What is Substra?

Substra is an open source federated learning (FL) software that enables machine learning on distributed datasets. It provides a flexible Python interface and a web app to perform federated machine learning at scale.

Substra is the most proven software for federated learning in healthcare and has already been deployed in real production environments by hospitals and biotech companies (see the MELLODDY project for instance). Substra can also be used on a single machine on a virtually splitted dataset to perform FL simulations and debug code before launching experiments on a real network.

Who owns Substra?

Substra is open source software operated under an Apache 2.0 License. Substra is hosted by the Linux Foundation for AI and Data. Substra was initially developed by engineers at Owkin, a BioTech company that continues to play a big role in its development.

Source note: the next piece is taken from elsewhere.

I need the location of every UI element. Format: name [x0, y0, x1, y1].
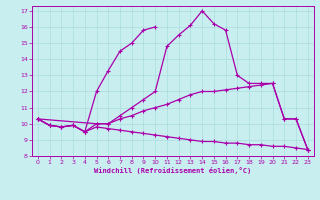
X-axis label: Windchill (Refroidissement éolien,°C): Windchill (Refroidissement éolien,°C): [94, 167, 252, 174]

What kinds of data does Substra support?

Substra can run tasks on any type of data: tabular data, images, videos, audio, time series, etc.

What kind of machine learning model can I use with Substra?

Substra is fully compatible with machine learning models written in any Python library (PyTorch, Tensorflow, Sklearn, etc). However, a specific interface has been developed to use PyTorch in Substra, which makes writing PyTorch code simpler than using other frameworks.

Is Substra limited to medical and biotech applications?

Although Substra has been designed to work especially well in healthcare settings, it can work on any kind of data with any Python library to perform computation or analysis using distributed data.

How can I be sure Substra is secure enough to be used with my private data?

Substra is regularly audited with rigorous security standards (both code source audit and penetration tests). On top of that, by design, private data is never shared between different organizations. The software also provides full traceability on which functions were used on each dataset.

What is the roadmap for Substra?

The roadmap for Substra is primarily decided by product managers and engineers at Owkin. These decisions are based on needs from active and potential FL projects and users that may or may not involve Owkin. You will find below a list of needs that we plan to address in the near future. Please know however that this is not a very strict roadmap and the direction of the product can alter at any moment.

  • Better support for Federated Analytics: The Substra library does support Federated Analytics currently but one of our goals is make this more user friendly and accessible.

  • Introduce more FL Strategies: Substra aims to be a complete FL framework and one way we hope to facilitate FL projects is by adding more strategies. We hope that by implementing these strategies within the library, we can encourage more experimentation by data scientists. We would also be interested in allowing users to define their own FL strategies.

  • Usability Improvements: We intend to make Substra more easy to deploy and use. This will come in improving the deployment documentation, simplifying the data concepts and merging Substra and Substrafl into one unified library.

These are some of the main features to be developed in Substra for the coming months. We want to actively make an effort to help our users, so please do not hesitate to reach out if you have a feature request or an idea. Feedback is always welcome!